HI,
I actually posted similar (or same?) question yesterday, but I thought I need to post a new question since I have short, but clear question.
I have the following table.
id point
1 30
2 30
3 29
4 27
5 28
6 26
what I want:
get all the users order by rank. user #1 and #2 should have 1 as their rank value because they both have 30 points
I want to query a rank by user id. I like to get 1 as the result of my rank when I query user #1 and #2 because both of them have 30 points
Added on: 3/18
I tried Logan's query, but got the following result
id point rank
1 30 1
2 30 1
3 29 3
4 27 5
5 28 4
6 26 6
The subquery approach that you have seen recommended will scale quadratically. http://www.xaprb.com/blog/2006/12/02/how-to-number-rows-in-mysql/ shows a much more efficient approach with user variables. Here is an untested adaptation to your problem:
@points := -1; // Should be an impossible value.
@num := 0;
SELECT id
, points
, @num := if(@points = points, @num, @num + 1) as point_rank
, @points := points as dummy
FROM `users`
ORDER BY points desc, id asc;
Just count how many people have more points then them.
select count(1) from users
where point > (select point from users where id = 2) group by point
This will give you the number of people that have more points for the given user. So for user 1 and user 2 the result will be 0 (zero) meaning they are first.

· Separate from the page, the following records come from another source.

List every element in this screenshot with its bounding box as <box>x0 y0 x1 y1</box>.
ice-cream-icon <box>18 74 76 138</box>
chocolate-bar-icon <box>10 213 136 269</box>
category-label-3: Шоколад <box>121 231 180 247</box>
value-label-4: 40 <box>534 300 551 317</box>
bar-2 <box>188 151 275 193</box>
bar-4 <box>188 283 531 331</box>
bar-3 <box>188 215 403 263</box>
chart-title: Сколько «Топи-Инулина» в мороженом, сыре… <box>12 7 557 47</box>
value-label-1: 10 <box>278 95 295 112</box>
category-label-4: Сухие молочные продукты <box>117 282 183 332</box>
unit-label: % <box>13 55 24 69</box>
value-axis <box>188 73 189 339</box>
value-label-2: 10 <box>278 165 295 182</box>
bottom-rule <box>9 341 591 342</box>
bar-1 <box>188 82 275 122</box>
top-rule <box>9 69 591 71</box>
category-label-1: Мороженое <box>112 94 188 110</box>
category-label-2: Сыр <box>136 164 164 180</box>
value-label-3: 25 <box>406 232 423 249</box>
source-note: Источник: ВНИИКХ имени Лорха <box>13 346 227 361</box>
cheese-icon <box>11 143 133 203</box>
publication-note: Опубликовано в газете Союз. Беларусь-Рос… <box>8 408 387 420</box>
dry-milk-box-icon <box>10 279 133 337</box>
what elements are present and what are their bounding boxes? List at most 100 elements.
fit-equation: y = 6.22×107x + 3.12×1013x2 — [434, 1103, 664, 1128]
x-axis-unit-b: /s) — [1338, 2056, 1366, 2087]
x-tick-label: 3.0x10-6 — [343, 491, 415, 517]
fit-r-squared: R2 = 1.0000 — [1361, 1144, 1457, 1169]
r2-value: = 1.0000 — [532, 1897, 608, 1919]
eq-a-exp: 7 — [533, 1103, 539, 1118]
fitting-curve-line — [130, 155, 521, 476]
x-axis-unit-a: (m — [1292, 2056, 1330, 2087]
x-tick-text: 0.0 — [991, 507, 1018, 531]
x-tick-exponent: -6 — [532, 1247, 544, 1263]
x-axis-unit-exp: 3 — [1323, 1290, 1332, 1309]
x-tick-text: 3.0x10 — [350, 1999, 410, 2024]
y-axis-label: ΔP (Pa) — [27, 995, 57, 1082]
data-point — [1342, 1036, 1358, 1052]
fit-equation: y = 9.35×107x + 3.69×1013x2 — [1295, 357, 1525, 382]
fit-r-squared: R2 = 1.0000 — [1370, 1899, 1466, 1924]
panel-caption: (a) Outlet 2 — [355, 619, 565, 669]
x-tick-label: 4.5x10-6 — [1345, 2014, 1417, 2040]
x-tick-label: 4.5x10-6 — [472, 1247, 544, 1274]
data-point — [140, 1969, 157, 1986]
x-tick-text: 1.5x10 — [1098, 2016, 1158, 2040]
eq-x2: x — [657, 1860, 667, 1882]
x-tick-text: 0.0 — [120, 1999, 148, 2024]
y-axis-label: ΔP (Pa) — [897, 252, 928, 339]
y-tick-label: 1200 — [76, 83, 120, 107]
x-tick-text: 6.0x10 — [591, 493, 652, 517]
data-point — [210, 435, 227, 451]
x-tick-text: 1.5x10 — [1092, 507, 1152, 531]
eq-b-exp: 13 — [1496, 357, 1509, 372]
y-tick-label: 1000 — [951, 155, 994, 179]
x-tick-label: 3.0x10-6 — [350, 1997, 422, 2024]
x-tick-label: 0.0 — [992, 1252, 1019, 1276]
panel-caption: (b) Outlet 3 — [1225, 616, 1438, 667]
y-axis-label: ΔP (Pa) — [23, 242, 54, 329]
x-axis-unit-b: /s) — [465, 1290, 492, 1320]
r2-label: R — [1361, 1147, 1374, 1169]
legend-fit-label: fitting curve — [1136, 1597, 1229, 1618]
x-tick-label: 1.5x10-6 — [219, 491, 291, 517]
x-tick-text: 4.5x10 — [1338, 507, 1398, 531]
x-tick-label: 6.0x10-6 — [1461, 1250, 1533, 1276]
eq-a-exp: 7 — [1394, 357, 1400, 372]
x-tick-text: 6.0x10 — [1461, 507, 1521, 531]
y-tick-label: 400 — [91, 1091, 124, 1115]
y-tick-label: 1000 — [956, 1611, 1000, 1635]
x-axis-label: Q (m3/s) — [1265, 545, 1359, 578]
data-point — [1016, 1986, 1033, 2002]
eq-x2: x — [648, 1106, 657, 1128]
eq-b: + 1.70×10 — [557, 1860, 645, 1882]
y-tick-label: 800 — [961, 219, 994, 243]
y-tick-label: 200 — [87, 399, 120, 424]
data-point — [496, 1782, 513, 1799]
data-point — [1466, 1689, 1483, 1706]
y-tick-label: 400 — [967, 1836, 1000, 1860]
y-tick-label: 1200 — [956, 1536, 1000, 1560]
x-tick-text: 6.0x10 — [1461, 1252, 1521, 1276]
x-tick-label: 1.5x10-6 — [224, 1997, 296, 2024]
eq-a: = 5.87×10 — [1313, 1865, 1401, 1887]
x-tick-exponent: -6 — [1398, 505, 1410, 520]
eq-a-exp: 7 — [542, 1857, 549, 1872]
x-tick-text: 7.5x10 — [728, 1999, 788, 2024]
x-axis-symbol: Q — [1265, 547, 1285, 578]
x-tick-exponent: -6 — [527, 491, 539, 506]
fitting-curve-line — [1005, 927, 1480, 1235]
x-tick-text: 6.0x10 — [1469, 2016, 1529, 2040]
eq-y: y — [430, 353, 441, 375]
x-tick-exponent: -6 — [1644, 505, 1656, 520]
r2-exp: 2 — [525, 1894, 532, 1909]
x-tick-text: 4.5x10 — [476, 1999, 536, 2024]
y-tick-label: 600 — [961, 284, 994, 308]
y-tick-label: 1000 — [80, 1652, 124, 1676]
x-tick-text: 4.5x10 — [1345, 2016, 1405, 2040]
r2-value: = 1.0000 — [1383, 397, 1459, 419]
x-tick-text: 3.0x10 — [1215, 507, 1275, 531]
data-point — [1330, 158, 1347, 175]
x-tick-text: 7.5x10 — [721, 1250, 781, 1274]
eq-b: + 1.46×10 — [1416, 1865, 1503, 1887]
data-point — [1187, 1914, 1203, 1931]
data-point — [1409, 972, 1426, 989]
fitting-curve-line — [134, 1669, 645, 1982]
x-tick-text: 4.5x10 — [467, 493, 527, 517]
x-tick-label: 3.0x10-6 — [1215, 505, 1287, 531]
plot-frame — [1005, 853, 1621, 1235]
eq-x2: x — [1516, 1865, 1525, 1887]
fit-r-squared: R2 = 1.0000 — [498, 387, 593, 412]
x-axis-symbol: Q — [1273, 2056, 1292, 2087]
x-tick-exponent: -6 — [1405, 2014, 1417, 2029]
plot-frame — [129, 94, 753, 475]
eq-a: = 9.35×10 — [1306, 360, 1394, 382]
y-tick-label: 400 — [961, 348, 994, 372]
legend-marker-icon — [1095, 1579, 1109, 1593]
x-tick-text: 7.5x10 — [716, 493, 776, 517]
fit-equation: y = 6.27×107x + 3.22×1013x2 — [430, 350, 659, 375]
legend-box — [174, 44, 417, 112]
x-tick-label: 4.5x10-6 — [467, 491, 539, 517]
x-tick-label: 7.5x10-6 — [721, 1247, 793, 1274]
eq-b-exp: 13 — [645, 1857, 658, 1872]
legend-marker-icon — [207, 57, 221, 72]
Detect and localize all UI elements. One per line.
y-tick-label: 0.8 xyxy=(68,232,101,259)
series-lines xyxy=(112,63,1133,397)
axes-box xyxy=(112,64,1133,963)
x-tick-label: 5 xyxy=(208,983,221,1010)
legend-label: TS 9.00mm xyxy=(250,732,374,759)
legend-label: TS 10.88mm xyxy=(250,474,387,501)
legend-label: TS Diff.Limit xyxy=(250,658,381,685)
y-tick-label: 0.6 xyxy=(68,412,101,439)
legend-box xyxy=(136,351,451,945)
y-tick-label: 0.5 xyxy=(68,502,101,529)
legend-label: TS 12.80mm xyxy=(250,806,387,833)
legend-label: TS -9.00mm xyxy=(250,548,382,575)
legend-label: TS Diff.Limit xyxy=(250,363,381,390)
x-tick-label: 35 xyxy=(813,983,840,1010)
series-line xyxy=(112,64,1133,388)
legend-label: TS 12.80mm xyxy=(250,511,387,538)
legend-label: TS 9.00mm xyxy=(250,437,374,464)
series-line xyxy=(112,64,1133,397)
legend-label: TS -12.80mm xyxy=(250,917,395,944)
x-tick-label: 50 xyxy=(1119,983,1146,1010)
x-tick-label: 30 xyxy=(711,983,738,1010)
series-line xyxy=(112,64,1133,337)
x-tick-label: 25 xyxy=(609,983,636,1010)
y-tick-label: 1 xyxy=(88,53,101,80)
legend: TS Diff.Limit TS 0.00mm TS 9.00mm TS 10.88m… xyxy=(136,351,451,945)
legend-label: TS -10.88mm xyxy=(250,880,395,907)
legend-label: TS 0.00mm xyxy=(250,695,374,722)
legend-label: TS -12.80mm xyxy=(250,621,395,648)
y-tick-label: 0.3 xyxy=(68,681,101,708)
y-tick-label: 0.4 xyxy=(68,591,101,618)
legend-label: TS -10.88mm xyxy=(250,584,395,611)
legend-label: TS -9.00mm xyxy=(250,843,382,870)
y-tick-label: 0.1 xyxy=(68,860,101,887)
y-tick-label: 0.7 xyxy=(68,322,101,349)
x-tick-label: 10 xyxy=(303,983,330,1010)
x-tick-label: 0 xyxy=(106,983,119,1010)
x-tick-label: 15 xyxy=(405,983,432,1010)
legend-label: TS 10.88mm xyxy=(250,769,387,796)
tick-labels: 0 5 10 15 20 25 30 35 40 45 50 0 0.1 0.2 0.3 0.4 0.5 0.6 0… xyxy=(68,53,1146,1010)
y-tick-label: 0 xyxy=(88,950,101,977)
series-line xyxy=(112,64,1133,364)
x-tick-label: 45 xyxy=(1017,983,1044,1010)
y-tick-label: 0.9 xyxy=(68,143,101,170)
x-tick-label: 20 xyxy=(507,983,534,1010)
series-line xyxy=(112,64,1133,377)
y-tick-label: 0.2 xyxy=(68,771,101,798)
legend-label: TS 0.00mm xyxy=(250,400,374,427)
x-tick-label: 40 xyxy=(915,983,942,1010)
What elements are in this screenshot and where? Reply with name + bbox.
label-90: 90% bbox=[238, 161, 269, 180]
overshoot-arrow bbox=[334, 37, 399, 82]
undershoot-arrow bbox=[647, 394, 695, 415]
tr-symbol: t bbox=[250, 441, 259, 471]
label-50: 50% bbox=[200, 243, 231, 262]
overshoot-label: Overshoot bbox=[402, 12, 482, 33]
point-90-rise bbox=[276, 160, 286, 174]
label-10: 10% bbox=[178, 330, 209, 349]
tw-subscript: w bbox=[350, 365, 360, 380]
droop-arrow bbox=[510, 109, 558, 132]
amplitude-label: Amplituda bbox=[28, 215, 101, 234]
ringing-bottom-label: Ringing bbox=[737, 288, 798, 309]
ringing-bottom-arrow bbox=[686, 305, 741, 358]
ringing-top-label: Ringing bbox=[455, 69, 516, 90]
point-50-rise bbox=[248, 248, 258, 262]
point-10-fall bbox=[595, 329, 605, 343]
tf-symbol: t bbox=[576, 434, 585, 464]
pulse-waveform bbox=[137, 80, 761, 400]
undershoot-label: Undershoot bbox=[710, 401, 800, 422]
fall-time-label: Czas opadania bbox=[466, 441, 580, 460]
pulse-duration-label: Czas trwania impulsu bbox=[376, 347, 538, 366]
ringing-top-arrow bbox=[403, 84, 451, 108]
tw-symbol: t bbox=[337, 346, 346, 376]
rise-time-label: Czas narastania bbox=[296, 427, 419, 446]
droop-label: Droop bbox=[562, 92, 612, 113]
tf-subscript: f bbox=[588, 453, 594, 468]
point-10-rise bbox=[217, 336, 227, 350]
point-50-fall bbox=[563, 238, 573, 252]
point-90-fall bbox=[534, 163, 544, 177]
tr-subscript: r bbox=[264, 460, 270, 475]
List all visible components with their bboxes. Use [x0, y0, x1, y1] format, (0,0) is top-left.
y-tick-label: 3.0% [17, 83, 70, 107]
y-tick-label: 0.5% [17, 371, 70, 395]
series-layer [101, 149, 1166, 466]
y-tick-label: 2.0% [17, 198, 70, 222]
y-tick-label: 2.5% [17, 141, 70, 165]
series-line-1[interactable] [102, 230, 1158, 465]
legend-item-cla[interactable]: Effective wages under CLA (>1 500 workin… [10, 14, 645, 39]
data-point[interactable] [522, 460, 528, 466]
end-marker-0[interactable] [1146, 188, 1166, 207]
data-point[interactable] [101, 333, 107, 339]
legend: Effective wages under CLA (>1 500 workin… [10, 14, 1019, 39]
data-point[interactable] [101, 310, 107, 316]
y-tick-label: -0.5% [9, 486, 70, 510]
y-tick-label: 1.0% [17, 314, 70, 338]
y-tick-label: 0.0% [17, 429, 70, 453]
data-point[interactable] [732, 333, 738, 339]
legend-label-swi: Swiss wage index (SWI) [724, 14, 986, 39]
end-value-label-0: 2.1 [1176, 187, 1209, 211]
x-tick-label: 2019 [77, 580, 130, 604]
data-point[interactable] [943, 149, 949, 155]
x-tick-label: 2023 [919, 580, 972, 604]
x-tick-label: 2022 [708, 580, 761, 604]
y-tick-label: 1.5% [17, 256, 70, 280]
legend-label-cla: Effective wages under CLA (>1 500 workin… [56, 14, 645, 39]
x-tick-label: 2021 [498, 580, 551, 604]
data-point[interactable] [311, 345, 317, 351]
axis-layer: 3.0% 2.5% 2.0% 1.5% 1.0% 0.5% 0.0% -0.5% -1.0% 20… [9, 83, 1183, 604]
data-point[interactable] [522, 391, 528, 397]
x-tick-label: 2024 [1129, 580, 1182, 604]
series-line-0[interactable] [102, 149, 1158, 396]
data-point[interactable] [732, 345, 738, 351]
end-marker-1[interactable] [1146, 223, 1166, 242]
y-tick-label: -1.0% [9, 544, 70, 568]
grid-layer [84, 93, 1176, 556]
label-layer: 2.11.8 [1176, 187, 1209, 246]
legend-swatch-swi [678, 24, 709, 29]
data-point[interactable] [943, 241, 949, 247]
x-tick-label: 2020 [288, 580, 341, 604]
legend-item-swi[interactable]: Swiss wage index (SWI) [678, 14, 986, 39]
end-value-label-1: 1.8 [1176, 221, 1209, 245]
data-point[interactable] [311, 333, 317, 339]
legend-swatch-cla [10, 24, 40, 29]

When I needed to do something similar, I created a view that looked like this:
CREATE VIEW rankings_view
AS
SELECT id
, point
, (select count(1)
from points b
where b.point > a.point) +1 as rank
FROM points as a;
This assumes that the original table was named points, obviously. Then you can get the rank of any id, or the id corresponding to any rank, by querying the view.
EDIT
If you want to count the number of distinct point values above each point value instead of the number of entries with point values above the current point value, you can do something like:
CREATE VIEW rankings_view2
AS
SELECT id
, point
, (SELECT COUNT(1) +1 AS rank
FROM ( SELECT DISTINCT point
FROM points b
WHERE b.point >a.point ))
FROM points AS a;
NOTE
Some of the other solutions presented definitely perform better than this one. They're mysql specific, so I can't really use them for what I'm doing. My application has, at most, 128 entities to rank, so this works well enough for me. If you might have tons of rows, though, you might want to look at using one of the other solutions presented here or limiting the scope of the ranking.